Physics, asked by chithru28cv, 6 months ago

can i use distance covered/time formula in non uniform acceleration​

Answers

Answered by sureshgowda24244
0

Answer:

The same way as you do for a uniform acceleration … you draw the acceleration-time graph… the area under that gives you the velocity-time graph and the area under that gives you the displacement-time graph.

Distance comes from careful examining the displacement-time graph.

Arithmetically, you have to solve:

[math]\ddot s = f(t)[/math]

(The dots indicate differentiation with respect to time.)

The trouble is that f can be any function at all… so the solutions are arbitrarily complicated. There is no single method to use, and no set of equation like you have for uniform acceleration.

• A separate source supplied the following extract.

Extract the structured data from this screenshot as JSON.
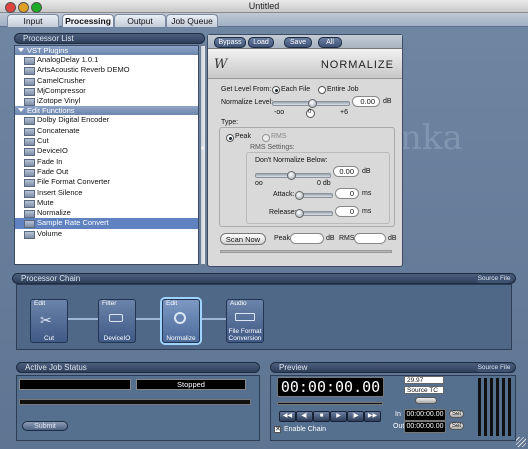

It can get easier if the rate of change of acceleration is some easy function, like um, what’s the easiest function… I know: a constant…

[math]\dot a = j[/math]

…where j is an arbitrary constant, then

[math]a(t) = a_0 + jt[/math]

[math]v(t) = v_0 + a_0t + \frac{1}{2}jt^2[/math]

[math]s(t) = s_0 + v_0t + \frac{1}{2}a_0t^2 + \frac{1}{6}jt^3[/math]

See how that works? It’s successive integration… which is a fancy algebra way of saying you find the area under the graph.